The company and its founder, Eran Eyal, sold Shoppin Tokens that were meant to support a blockchain-based platform that tracked shopper profiles but never developed the platform and used the funds for personal use, according to the Commission.
Such enforcement cases have demonstrated how far the SEC has come in addressing crypto assets in the past two years.
The SEC began from a standing start, according to Jina Choi, a partner at the law practice Morrison & Foerster and former director of the SEC’s San Francisco Regional Office.
“My recollection of Chairman Jay Clayton’s nomination hearings in 2017 was that there was no talk about crypto,” she said during a panel at the Blockchain Opportunity Summit, which was hosted by conference producer Momentum. “There wasn’t talk about digital assets.”
It was only two months after the start of Chairman Clayton’s tenure when the DAO Report came out in July 2017, and the SEC was off to the crypto-regulation races. Two months after the report, the SEC’s Division of Enforcement launched its Cyber Unit, whose mandate includes “violations involving distributed ledger technology and initial coin offerings.”
However, the nature of most enforcements brought by the SEC has changed as the regulator has become more educated and experienced with crypto assets, according to Choi.
“In that first year when the Division of Enforcement brought cases, they brought about a dozen cases that generally were alleged fraudulent offerings conducted by the defendants and respondents,” she said. “You also saw recidivists that were fraudsters in a previous life who found the crypto space.”
More recently, the enforcement cases have been moving away from fraud and allege issuers of conducting on registered offerings.
Most noticeable was the case the Commission brought against Block.one on September 30, 2019, in which it alleged that the issuer conducted an unregistered $4 billion ICO, and negotiated a $24 million settlement.
“There is no allegation that this was not where the money went,” she said. “I think the majority of the money was raised offshore, but there were US investors.

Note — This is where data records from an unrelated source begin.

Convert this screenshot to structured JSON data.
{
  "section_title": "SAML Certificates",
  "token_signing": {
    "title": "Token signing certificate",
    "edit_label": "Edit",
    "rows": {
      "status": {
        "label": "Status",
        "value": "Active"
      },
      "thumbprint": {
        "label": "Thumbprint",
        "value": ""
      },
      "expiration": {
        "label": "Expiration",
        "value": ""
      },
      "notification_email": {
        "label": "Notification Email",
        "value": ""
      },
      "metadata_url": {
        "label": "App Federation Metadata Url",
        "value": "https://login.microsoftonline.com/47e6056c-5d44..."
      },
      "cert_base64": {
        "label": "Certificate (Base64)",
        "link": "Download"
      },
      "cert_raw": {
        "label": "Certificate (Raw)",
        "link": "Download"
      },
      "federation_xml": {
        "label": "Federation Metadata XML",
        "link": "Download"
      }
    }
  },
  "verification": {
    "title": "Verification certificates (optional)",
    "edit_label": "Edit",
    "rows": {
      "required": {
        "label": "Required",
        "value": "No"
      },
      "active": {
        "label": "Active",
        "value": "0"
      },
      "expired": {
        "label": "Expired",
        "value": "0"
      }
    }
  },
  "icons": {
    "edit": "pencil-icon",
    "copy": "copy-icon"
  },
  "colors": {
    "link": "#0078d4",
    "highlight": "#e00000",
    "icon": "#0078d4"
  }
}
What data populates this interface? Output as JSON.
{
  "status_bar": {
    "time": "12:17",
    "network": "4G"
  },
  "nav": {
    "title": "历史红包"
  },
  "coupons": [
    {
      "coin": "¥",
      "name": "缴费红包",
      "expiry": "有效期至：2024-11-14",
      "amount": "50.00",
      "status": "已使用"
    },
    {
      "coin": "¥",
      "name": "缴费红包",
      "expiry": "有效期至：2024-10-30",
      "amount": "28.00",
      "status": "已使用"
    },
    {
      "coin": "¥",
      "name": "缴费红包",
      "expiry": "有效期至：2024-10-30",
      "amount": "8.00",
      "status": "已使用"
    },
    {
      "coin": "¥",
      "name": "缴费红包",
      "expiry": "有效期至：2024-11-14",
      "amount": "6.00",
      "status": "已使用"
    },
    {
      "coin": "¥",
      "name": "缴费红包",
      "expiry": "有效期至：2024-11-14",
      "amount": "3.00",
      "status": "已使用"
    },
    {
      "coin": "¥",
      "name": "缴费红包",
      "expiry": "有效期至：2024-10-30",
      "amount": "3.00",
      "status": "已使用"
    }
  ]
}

Part of the allegations was that they took out a billboard in Times Square, discussed the offering, and allegedly promoted it at conferences that were in the US as well as having their website accessible to those investors in the US.”
The SEC also brought a case against Telegram regarding its ICO, which is set to be heard in the US Federal District Court for the Southern District of New York in mid-February 2020.
The SEC’s growing experience with the crypto products has also been a boon for issuers, added fellow panelist Susan Gault-Brown, financial-services partner, investment management group chair, and blockchain group co-chair at Morrison & Foerster.
It is still too early to know precisely how long it will take the SEC to approve a new digital asset, but it is not uncommon for new financial products to take 12 to 18 months before they receive regulatory approval.
“It depends on some things,” she said. “Do you need relief? Do you need a no-action letter or an exemptive order to take your product to market or into registration?”
Issuers seeking an alternative might select going with a simple registration statement, which would include a comment period for new products.
“That in itself could take a long time,” said Gault-Brown. “I think the New York Digital Investment Group fund, which was just approved, took under a year because the way that it was structured. They really took care of a lot of the legal issues that other funds have faced.”